固まってしまった、パレットの上の絵の具を洗い流すように、あの日のボクに戻ろうと記憶を辿る。

 お風呂を出て、部屋に戻ろうとすると、夕飯は隣の部屋に用意してあるという。

 他に宿泊客はいないようだった。

 隣の部屋に入ると、一人で宴会でもしろというくらいの、料理が並べられていた。

 刺し身の盛合わせ、エビフライ、えびの天ぷら、山菜の天ぷら、鮎の塩焼き、とんかつ、ステーキ、煮物などなど。

 瓶ビールを頼み、鈍燗を頼み、一品ずつ味わった。

 遅い昼に食べたうどんで、全部は食べきれないとわかっていたからだった。

 女将さんに、食べ残してしまったことを詫び、一度横になったら起き上がれないくらいのお腹を抱えて、布団に入った。

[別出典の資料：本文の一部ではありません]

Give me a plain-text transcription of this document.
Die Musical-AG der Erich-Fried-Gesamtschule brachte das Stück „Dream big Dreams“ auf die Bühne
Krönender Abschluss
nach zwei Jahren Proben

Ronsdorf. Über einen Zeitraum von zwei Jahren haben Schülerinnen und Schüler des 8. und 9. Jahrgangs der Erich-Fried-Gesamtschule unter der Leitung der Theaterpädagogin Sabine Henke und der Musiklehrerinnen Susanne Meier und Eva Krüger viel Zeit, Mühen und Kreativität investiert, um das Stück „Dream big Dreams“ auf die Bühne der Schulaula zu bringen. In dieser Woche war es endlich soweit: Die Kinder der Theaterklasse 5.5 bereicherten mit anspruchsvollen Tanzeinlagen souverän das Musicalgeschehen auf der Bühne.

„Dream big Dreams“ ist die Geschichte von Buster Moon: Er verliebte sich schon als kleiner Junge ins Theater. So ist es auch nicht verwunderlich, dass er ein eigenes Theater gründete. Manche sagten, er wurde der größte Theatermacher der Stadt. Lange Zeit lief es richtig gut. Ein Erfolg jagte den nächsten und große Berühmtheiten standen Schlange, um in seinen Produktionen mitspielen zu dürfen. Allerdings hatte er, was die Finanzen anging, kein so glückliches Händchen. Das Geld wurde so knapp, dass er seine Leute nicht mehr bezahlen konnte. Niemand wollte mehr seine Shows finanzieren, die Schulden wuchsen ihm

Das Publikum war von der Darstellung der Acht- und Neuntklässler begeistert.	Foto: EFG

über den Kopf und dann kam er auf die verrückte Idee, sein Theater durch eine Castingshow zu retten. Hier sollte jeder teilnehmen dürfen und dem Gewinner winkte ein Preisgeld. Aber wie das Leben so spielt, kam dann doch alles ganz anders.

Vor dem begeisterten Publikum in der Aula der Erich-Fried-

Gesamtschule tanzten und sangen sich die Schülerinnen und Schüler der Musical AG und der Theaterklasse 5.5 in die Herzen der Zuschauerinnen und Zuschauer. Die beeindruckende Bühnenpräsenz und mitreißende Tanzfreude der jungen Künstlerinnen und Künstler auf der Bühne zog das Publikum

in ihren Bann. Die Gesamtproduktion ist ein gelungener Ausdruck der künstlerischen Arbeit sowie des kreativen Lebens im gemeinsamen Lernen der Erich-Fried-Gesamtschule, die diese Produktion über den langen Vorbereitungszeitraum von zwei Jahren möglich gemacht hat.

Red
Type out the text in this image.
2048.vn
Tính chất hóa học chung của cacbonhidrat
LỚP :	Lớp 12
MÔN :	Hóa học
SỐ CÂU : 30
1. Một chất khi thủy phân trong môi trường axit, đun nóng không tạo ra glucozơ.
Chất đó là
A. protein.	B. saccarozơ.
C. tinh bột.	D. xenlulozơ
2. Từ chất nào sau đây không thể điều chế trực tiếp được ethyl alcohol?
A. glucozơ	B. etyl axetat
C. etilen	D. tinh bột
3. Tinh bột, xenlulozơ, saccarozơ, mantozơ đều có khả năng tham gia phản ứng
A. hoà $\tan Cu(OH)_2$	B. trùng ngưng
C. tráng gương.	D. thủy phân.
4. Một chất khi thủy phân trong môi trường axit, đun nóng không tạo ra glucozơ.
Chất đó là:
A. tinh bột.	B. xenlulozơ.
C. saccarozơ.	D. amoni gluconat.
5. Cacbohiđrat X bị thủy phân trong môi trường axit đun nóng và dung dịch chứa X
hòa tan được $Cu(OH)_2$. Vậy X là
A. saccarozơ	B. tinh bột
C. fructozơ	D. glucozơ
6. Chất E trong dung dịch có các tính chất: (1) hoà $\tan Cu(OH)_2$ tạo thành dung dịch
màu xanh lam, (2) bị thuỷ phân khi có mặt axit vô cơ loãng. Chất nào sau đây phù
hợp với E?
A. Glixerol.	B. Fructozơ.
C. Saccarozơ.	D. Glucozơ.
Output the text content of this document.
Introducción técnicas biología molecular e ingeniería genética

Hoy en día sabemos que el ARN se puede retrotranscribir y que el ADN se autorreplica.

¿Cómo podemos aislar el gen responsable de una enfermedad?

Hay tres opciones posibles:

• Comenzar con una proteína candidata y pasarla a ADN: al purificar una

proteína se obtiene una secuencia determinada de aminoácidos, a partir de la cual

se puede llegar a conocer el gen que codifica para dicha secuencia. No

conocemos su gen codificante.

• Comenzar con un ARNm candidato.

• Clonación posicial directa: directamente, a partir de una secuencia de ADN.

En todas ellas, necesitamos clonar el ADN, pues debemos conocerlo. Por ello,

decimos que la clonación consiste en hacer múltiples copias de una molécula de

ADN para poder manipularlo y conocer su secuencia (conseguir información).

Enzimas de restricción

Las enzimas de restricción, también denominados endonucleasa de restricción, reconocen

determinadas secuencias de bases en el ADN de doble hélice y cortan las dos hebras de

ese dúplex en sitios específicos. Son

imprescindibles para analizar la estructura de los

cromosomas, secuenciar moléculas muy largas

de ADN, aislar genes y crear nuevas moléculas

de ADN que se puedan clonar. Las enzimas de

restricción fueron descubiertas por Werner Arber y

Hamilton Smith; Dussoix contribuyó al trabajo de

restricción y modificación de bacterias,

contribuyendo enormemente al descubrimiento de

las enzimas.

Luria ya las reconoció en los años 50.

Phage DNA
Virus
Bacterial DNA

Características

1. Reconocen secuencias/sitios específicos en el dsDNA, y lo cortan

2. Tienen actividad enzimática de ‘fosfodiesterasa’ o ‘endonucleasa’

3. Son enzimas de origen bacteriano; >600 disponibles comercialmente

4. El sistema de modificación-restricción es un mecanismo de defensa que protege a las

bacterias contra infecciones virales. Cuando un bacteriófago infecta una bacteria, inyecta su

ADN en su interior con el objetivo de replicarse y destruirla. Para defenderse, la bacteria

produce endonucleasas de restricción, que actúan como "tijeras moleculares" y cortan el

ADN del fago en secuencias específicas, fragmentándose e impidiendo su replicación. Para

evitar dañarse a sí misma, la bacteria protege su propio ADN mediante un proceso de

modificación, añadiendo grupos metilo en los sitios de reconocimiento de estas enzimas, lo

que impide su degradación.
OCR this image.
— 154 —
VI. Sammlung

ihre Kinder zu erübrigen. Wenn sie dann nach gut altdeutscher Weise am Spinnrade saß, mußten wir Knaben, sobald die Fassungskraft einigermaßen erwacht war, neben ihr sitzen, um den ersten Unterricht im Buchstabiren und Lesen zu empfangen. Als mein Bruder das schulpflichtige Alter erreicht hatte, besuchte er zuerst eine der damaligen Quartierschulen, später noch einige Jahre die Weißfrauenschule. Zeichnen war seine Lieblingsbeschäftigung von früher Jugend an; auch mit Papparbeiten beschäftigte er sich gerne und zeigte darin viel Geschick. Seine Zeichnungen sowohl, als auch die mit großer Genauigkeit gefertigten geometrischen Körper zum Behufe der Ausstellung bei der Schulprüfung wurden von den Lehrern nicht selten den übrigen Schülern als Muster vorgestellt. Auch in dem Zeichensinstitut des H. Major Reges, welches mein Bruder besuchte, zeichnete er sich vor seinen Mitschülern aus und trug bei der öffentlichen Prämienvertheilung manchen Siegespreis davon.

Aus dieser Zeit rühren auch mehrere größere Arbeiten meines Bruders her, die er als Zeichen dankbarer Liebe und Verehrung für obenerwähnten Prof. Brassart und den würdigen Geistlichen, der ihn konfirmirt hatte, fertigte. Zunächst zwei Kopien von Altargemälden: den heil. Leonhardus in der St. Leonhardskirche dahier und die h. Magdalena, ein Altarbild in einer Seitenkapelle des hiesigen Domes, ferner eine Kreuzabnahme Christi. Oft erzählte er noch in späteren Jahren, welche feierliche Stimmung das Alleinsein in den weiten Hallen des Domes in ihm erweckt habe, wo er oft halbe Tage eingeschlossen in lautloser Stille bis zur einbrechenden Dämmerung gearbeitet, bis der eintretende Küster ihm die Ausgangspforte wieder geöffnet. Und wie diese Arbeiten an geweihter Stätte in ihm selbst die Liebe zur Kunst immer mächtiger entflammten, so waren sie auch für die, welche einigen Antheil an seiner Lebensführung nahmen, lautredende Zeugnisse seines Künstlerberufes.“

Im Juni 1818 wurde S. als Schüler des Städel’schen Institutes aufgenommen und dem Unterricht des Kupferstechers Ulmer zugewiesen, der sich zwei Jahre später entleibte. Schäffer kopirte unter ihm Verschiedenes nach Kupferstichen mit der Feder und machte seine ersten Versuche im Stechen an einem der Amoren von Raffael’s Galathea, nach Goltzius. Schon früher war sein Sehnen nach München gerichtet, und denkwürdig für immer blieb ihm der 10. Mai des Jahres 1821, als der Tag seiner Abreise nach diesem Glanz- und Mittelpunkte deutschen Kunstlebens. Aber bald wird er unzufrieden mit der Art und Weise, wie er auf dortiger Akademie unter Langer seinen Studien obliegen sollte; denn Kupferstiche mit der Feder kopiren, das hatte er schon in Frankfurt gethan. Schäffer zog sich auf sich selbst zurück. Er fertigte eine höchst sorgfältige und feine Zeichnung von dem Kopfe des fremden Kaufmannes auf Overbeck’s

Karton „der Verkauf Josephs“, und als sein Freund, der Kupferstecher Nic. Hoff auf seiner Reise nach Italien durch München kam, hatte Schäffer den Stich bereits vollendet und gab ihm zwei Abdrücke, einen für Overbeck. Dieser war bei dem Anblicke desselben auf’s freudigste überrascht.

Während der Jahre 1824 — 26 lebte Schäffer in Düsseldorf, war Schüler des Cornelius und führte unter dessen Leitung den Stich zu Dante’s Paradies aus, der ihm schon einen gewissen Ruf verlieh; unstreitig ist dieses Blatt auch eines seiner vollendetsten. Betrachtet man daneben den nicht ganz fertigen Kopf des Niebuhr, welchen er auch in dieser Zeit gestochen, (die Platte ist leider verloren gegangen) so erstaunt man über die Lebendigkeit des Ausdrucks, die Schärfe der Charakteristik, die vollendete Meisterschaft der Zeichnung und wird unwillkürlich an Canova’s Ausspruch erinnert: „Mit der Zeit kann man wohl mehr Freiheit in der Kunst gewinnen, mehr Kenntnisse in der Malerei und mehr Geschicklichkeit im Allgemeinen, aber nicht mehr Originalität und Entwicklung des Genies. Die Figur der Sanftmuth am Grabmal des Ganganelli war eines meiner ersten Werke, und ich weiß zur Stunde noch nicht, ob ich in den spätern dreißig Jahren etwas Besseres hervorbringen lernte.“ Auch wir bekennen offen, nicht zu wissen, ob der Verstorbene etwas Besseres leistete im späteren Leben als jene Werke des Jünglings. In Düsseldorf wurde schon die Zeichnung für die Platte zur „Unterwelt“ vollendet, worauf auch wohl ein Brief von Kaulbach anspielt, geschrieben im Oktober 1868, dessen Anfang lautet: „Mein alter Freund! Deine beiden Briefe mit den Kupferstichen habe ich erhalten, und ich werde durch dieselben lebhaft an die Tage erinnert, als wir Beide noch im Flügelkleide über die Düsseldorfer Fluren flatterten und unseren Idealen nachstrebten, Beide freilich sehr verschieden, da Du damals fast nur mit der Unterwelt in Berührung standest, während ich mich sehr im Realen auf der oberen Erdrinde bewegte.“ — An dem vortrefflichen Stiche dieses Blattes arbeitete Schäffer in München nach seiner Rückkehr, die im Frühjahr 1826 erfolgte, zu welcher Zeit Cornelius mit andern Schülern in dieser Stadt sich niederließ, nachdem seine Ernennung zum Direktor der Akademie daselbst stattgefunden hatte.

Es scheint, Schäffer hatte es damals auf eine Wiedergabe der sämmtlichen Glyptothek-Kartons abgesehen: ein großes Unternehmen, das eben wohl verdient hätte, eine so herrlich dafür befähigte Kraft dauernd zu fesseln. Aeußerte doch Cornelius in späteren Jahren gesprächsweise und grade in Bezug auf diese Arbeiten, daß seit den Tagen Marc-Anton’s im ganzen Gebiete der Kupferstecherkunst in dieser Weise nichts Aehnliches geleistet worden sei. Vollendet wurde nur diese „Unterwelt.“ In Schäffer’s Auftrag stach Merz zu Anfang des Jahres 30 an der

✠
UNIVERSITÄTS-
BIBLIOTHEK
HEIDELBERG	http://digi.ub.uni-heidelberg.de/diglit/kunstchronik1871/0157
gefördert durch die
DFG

 翌朝、洗濯してもらった衣類とビニール袋を、女将さんから手渡された。

 昨日、食べ残したおかずで弁当を作ってくれていた。

 早い時間に、朝食を取らず、宿を出たので、ありがたかった。

 他に乗客のいないバスにのり、小さくなっていく街を見続けた。

 もう少しいればよかったと思ったが、バスもボクの心も先に進んでいた。

 中村(現四万十市)には、夜暗くに着いた。

 どこか途中に寄ったのだろうか。

 足摺岬の、ツバキ、ウバメガシ、ビロウの木々の中を歩いているボクを思い出した。